Each of his songs - as well as a clutch of melting carols like "Bethlehem Down" - is a polished gem. But it is in his black, desolate "The Curlew", that he turns to sheer gold the dark underworld of his multi-faceted, possibly split, personality.

Warlock never crawled to anyone. But the Warlock society, whose heroic efforts on his behalf have done much to keep this intriguing figure in the public eye, has aptly taken to annual crawling and bibbing in his honour. I caught up with them outside the Chelsea Fishery. The fabulous young Guildhall Brass turned out to do the honours, and I doubt if the Wallace Collection could have bettered it.
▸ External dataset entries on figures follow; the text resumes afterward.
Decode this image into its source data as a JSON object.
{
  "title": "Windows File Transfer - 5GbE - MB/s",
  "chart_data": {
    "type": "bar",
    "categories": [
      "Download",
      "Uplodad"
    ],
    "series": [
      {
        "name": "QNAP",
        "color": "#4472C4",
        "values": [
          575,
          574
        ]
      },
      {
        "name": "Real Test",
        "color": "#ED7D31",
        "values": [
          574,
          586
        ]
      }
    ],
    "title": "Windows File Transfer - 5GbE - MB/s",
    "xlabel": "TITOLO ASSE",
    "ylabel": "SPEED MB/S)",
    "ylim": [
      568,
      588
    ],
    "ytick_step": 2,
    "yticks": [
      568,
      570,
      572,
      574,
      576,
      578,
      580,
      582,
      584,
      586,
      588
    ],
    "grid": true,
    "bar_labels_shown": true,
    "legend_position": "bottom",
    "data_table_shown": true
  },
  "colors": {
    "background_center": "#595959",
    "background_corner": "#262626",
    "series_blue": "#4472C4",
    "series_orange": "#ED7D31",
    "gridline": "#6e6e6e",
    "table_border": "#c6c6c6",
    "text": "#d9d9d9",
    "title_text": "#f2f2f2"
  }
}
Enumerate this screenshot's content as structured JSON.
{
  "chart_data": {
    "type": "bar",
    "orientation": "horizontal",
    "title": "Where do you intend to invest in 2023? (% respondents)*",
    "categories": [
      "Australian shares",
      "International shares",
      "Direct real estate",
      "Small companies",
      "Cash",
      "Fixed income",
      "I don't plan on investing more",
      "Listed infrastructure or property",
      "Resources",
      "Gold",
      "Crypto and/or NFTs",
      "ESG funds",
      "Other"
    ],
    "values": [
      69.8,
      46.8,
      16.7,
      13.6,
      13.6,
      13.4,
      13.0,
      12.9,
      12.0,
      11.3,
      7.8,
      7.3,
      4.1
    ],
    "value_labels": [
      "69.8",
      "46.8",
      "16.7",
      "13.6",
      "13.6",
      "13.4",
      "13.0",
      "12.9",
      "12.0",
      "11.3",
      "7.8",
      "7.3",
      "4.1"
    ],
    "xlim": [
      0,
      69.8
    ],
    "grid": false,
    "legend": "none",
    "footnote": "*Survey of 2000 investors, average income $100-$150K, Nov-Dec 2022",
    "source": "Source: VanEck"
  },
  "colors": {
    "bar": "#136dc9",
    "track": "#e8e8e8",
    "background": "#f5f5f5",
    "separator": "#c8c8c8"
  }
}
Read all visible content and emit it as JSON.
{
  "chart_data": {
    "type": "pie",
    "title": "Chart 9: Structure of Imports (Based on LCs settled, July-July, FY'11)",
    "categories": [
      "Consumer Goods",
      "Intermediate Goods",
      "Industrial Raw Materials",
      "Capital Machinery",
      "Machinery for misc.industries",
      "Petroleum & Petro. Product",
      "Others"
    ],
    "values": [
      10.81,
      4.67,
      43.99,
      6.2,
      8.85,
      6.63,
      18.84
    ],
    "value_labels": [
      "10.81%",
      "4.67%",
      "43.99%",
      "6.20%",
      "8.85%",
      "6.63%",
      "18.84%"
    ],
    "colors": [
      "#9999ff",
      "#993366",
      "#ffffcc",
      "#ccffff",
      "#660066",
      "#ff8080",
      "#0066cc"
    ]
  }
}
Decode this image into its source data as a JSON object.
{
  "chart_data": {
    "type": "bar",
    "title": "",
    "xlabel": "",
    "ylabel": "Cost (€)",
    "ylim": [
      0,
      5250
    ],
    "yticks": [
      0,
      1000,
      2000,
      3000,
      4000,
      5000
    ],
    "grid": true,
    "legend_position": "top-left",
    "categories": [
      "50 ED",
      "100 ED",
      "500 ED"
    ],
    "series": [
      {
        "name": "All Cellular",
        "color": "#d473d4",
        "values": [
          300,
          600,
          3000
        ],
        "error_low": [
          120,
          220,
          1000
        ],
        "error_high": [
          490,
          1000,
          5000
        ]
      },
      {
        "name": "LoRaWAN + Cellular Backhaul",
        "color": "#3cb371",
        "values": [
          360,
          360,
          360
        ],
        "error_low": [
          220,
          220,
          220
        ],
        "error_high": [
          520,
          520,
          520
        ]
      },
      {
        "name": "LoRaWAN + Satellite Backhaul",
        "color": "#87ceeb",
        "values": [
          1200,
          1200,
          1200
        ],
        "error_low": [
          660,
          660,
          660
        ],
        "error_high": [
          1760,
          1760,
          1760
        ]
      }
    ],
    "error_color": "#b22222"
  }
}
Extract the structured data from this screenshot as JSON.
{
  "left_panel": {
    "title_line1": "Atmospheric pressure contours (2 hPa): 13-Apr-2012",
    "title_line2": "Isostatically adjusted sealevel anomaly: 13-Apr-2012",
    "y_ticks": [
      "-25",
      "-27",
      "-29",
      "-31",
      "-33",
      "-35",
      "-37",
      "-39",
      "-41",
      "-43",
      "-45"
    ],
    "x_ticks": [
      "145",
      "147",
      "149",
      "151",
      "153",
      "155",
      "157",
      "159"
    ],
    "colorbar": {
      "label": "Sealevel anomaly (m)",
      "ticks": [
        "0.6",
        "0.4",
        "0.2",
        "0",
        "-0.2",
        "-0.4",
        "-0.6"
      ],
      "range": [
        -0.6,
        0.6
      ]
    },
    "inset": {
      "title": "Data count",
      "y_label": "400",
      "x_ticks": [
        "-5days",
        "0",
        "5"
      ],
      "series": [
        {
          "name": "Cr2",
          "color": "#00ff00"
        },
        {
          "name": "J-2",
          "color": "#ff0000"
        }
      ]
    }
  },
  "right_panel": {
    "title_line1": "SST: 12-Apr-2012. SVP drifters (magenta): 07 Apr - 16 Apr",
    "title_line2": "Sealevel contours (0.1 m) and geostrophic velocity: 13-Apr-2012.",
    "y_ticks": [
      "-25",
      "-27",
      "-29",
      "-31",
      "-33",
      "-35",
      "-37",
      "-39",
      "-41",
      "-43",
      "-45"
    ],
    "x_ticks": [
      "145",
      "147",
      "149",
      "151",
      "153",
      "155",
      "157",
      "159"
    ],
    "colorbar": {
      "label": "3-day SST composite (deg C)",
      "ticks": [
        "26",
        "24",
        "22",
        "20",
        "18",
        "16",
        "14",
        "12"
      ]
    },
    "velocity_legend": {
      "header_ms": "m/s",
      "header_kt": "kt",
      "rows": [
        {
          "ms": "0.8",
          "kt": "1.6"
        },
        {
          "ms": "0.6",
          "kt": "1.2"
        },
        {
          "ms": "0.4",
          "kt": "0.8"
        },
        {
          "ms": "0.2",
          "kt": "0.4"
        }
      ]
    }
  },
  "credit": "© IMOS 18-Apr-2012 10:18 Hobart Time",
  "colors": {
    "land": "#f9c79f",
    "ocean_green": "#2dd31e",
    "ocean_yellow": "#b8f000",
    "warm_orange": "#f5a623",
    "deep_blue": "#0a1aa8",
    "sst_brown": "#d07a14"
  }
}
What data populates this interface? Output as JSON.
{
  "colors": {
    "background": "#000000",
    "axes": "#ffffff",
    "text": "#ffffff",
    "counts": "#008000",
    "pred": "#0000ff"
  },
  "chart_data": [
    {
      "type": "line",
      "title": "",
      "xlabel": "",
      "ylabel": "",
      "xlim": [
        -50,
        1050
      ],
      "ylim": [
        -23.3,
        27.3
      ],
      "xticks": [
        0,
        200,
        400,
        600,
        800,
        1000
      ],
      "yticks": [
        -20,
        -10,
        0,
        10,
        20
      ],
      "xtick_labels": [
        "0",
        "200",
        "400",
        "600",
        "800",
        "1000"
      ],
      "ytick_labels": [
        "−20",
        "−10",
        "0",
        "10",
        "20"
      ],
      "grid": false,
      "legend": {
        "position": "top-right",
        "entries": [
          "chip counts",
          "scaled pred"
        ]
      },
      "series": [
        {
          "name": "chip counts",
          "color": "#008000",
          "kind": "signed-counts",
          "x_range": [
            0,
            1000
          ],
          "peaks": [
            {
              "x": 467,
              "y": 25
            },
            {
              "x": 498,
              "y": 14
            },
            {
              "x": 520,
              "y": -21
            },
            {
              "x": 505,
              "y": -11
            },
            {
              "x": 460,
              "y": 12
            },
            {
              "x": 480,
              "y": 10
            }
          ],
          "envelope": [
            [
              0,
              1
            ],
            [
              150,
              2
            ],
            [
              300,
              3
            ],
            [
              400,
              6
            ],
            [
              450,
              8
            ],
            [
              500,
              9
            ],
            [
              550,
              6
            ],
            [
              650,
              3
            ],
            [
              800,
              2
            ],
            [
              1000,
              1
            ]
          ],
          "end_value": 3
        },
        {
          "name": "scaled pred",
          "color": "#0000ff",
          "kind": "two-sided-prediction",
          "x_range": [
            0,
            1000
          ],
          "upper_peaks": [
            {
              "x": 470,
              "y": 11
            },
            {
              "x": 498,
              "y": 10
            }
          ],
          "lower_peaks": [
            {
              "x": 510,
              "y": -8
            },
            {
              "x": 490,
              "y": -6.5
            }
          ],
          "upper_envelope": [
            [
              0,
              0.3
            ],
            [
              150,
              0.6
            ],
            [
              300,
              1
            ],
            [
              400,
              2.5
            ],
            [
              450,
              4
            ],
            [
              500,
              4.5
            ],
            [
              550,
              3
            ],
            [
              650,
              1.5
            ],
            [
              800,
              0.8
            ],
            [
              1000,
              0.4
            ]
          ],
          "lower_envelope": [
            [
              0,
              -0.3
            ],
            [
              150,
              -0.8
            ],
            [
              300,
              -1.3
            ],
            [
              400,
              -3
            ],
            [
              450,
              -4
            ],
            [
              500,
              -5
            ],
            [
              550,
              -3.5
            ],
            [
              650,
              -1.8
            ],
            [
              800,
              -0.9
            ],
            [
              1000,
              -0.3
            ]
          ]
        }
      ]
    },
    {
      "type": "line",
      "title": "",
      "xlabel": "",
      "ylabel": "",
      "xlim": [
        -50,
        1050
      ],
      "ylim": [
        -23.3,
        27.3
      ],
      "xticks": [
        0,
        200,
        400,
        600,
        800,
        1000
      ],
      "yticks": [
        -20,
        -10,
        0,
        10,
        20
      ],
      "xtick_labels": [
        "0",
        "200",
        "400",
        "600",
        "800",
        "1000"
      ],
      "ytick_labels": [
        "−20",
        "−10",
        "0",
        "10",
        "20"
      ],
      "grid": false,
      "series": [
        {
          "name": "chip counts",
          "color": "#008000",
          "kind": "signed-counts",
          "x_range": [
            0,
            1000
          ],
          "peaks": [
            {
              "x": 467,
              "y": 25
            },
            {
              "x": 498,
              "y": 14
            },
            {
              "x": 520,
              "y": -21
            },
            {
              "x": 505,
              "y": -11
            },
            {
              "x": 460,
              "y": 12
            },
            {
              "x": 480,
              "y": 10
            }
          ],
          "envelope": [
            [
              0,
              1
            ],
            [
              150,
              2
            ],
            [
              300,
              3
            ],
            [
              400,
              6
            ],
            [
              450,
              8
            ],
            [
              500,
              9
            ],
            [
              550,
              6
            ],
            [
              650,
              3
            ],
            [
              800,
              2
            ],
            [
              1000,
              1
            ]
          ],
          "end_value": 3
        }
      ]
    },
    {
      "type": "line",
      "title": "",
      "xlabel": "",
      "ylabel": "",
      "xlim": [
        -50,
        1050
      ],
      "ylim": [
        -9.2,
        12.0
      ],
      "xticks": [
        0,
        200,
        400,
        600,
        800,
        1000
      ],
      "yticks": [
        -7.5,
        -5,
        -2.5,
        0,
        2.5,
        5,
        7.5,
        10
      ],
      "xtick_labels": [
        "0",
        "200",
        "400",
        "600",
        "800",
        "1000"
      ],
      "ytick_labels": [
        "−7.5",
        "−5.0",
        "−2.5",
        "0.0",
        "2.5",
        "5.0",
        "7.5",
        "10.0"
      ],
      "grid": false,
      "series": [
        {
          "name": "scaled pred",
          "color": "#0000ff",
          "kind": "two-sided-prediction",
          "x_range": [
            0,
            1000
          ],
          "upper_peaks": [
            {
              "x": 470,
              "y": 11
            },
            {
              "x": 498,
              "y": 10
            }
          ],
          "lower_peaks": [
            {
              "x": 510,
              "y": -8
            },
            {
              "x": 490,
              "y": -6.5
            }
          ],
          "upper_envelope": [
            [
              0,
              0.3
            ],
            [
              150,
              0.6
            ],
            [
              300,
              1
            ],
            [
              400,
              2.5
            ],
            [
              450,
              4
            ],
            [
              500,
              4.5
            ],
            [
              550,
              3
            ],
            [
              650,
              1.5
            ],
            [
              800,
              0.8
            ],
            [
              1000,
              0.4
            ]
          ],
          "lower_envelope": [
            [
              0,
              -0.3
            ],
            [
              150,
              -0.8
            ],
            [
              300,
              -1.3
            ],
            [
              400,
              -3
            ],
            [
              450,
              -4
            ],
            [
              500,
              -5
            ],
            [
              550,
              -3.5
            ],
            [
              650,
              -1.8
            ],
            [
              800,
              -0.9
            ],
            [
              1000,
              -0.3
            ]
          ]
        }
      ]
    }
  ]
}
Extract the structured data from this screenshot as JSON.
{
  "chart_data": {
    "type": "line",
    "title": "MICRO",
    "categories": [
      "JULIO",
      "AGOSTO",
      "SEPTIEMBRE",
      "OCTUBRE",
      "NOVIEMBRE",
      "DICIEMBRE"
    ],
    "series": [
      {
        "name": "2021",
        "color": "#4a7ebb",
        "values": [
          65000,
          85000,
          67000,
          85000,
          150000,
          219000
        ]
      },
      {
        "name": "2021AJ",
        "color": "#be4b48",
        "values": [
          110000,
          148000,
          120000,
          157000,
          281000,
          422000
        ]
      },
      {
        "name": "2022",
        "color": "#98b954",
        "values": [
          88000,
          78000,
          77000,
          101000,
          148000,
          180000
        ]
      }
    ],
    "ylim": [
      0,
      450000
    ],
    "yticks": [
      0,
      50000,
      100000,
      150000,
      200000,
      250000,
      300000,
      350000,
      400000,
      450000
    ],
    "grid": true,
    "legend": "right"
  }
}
Their conductor Eric Crees's l0-part band arrangements, piccolo trumpet and all, have got Warlock buttoned up. Warlock, who had only half a dozen euphoniums and things to jot for, would have been aghast with admiration. These brilliant and sympathetic arrangements are classics in their own right.

Later, opposite Chelsea Town Hall, Crees handed over the baton for a bet, to a six-year-old. Breathtaking. Passers-by gawped supportively, or were bowled over by loud-hailer renderings of Warlock's "Piggesnie" and "Captain Stratton's Fancy" by baritone Eamonn Dougan - a wonderful voice apt for the Wigmore Hall.

Warlock was one of the first to rate Bartok here and was at the razor edge of English music. The chromatic filigree of "The Curlew" insinuates all his other work. It's time - despite himself - we took this supremely gifted composer seriously.